Earlier this year, Assistant Majority Leader Tess Taylor left her high-profile post in the Statehouse to take a job with a new single-payer advocacy group. But after only about six months with the Vermont Coalition for Universal Reform, the former Democratic representative from Barre is preparing to depart.
Bram Kleppner, chairman of the board that oversees “Vermont CURE,” said the strategic focus of the organization is shifting, and that the skills for which Taylor was brought on no longer figure so importantly in its mission.
Kleppner, CEO of Danforth-Pewter, says the board initially envisioned heavy involvement in what will be the last election cycle before the Legislature considers a financing plan for a universal, publicly funded health care system.
But political opposition to candidates who support the plan, Kleppner says, never really materialized.
“We were expecting a strong candidate to oppose Gov. Shumlin. We were expecting a wave of strong candidates coming in to run against supporters of (single-payer).

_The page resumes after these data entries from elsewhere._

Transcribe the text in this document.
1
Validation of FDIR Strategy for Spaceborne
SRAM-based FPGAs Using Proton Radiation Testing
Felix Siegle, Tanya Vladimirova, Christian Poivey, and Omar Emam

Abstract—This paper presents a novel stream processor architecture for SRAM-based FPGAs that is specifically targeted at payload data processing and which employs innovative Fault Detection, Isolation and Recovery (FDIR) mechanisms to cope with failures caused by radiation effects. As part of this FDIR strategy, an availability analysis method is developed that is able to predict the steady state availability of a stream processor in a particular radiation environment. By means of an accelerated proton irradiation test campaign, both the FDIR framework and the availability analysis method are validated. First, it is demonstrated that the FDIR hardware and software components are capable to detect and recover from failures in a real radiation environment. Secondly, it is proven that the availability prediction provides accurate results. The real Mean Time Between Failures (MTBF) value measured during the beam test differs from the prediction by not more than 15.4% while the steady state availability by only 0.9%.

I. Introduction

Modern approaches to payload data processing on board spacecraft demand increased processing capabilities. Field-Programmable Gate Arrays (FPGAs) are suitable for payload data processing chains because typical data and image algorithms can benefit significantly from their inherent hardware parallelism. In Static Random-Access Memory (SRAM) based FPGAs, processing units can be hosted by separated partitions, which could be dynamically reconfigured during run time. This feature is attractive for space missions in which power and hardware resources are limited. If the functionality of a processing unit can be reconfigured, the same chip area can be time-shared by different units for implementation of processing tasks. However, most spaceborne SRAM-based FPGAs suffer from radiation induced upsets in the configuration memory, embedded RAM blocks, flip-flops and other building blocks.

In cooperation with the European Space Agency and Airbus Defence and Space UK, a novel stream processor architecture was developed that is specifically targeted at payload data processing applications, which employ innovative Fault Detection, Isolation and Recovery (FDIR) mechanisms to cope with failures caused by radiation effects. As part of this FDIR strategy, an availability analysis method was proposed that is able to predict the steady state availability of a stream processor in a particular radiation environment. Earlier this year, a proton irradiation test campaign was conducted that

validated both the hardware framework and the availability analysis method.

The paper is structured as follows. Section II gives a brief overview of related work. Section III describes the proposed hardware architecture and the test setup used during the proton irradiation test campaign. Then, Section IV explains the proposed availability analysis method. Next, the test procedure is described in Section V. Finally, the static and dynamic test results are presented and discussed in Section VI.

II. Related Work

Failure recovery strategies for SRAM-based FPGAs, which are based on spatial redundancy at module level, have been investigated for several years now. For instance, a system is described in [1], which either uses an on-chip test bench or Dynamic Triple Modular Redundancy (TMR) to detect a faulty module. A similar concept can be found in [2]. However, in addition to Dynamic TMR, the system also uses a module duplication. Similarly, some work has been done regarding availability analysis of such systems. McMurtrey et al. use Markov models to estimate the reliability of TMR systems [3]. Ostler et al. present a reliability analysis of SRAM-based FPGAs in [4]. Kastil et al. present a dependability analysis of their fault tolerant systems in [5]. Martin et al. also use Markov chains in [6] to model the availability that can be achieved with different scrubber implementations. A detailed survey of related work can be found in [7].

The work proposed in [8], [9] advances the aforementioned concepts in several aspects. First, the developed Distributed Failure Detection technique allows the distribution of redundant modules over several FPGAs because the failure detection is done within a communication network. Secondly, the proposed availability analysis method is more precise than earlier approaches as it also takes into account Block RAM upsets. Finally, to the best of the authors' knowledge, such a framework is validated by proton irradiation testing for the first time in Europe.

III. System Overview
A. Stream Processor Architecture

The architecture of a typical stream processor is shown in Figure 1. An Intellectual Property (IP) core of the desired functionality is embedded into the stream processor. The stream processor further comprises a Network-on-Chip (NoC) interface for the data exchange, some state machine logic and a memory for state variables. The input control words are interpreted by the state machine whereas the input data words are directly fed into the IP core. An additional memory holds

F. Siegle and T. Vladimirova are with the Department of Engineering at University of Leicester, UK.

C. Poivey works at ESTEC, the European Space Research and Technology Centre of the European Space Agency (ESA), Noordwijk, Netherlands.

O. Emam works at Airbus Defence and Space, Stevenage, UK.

So we brought Tess on, obviously because of her deep expertise in the Vermont political process,” Kleppner says. “But it became clear to us after the primaries that that political and legislative opposition that we were expecting really just hadn’t materialized.”
Kleppner says the board soon realized that “the major battleground,” and the place where Vermont CURE should be focusing its efforts, would be on selling the general public on the merits of single-payer.
“And that kind of campaign is not one where Tess has a great deal of experience or expertise,” Kleppner says. “So I think it became clear to the board and to Tess that the job was going to be different than the one that she was interested in and hired for. And we had a series of conversations, and agreed that it probably made sense for us to bring on different leadership.”
Though she’s no longer working as executive director, Kleppner says Taylor will stay on through the end of the elections.
Taylor says she’s pursuing other opportunities, and that she’s thankful to have had the opportunity to work with “really wonderful, smart and dedicated people.”
“I learned a lot,” she said Thursday.
And while she says she still has a “twinge of nostalgia” about her days in the House, Taylor says she doesn’t regret leaving an elected post from which she would have played a key role in the passage of any health care public financing bill that will be considered by the Legislature next year.
Taylor says she remains devoted personally to the single-payer cause, but that she doesn’t anticipate working professionally on the issue again anytime in the near future.
While the focus of the group may be shifting, Kleppner says that Vermont CURE will work in some capacity to influence the outcomes of the very few legislative races the organization thinks it can make a difference.
The organization got off the ground thanks to a $100,000 donation from the American Federation of Teachers. Vermont CURE hasn’t disclosed the amount of sources of contributions since, but Kleppner says the group has received a “small handful of five-figure donations since.”
The group continues to closely with the Montpelier lobbying shop KSE Partners, which has been providing consulting services since its inception.